Key Takeaways
- Services growth slows: The ISM non-manufacturing PMI eased to 53.6 in April from 54.0 in March, marginally below the 53.7 expected.
- Still in expansion territory: Any reading above 50 signals growth, so the sector continues to expand — just at a slower pace.
- Prices paid steady: The closely watched prices index held at 70.7, undershooting expectations of 73.7.
- Inflation acceleration ahead: Analysts expect prices paid to climb as the Iran war energy shock works its way through the broader economy.
- Sector matters big: Services account for the bulk of U.S. economic activity, making this gauge a key barometer of overall momentum.

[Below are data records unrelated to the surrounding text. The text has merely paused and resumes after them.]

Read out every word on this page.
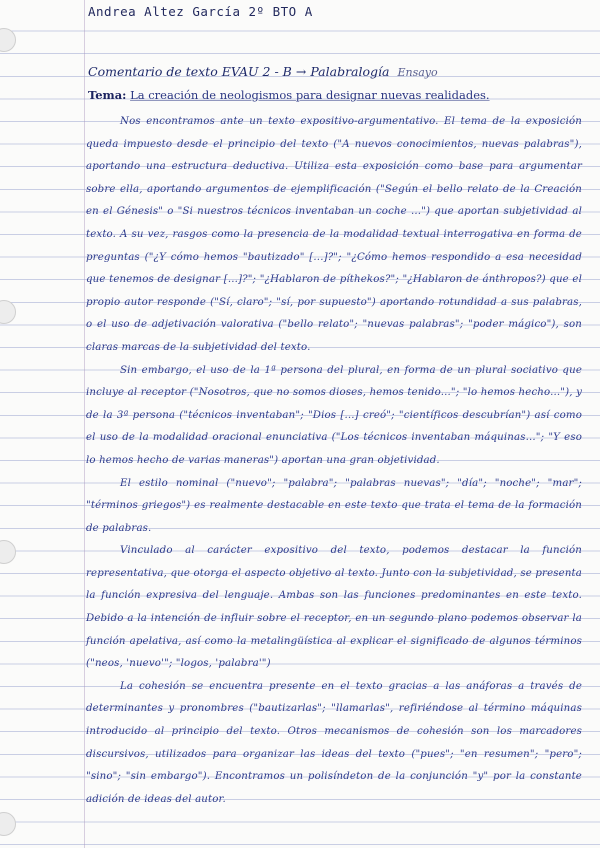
Andrea Altez García 2º BTO A
Comentario de texto EVAU 2 - B → Palabralogía Ensayo
Tema: La creación de neologismos para designar nuevas realidades.

Nos encontramos ante un texto expositivo-argumentativo. El tema de la exposición queda impuesto desde el principio del texto ("A nuevos conocimientos, nuevas palabras"), aportando una estructura deductiva. Utiliza esta exposición como base para argumentar sobre ella, aportando argumentos de ejemplificación ("Según el bello relato de la Creación en el Génesis" o "Si nuestros técnicos inventaban un coche ...") que aportan subjetividad al texto. A su vez, rasgos como la presencia de la modalidad textual interrogativa en forma de preguntas ("¿Y cómo hemos "bautizado" [...]?"; "¿Cómo hemos respondido a esa necesidad que tenemos de designar [...]?"; "¿Hablaron de píthekos?"; "¿Hablaron de ánthropos?) que el propio autor responde ("Sí, claro"; "sí, por supuesto") aportando rotundidad a sus palabras, o el uso de adjetivación valorativa ("bello relato"; "nuevas palabras"; "poder mágico"), son claras marcas de la subjetividad del texto.

Sin embargo, el uso de la 1ª persona del plural, en forma de un plural sociativo que incluye al receptor ("Nosotros, que no somos dioses, hemos tenido..."; "lo hemos hecho..."), y de la 3ª persona ("técnicos inventaban"; "Dios [...] creó"; "científicos descubrían") así como el uso de la modalidad oracional enunciativa ("Los técnicos inventaban máquinas..."; "Y eso lo hemos hecho de varias maneras") aportan una gran objetividad.

El estilo nominal ("nuevo"; "palabra"; "palabras nuevas"; "día"; "noche"; "mar"; "términos griegos") es realmente destacable en este texto que trata el tema de la formación de palabras.

Vinculado al carácter expositivo del texto, podemos destacar la función representativa, que otorga el aspecto objetivo al texto. Junto con la subjetividad, se presenta la función expresiva del lenguaje. Ambas son las funciones predominantes en este texto. Debido a la intención de influir sobre el receptor, en un segundo plano podemos observar la función apelativa, así como la metalingüística al explicar el significado de algunos términos ("neos, 'nuevo'"; "logos, 'palabra'")

La cohesión se encuentra presente en el texto gracias a las anáforas a través de determinantes y pronombres ("bautizarlas"; "llamarlas", refiriéndose al término máquinas introducido al principio del texto. Otros mecanismos de cohesión son los marcadores discursivos, utilizados para organizar las ideas del texto ("pues"; "en resumen"; "pero"; "sino"; "sin embargo"). Encontramos un polisíndeton de la conjunción "y" por la constante adición de ideas del autor.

Activity in the key U.S. services sector expanded at a slower pace in April, while a gauge of prices paid by these businesses held steady — though it is widely expected to accelerate as the energy shock stemming from the Iran war ripples through the wider economy.
The U.S. non-manufacturing purchasing managers’ index from the Institute for Supply Management came in at 53.6 last month, down from 54.0 in March and slightly below economists’ expectations of 53.7.
A reading above 50 indicates expansion. Making up the bulk of overall economic activity, the services sector is closely tracked as a major engine of U.S. growth.
Meanwhile, the measure of prices paid by these companies held at 70.7 — coming in below expectations of 73.7.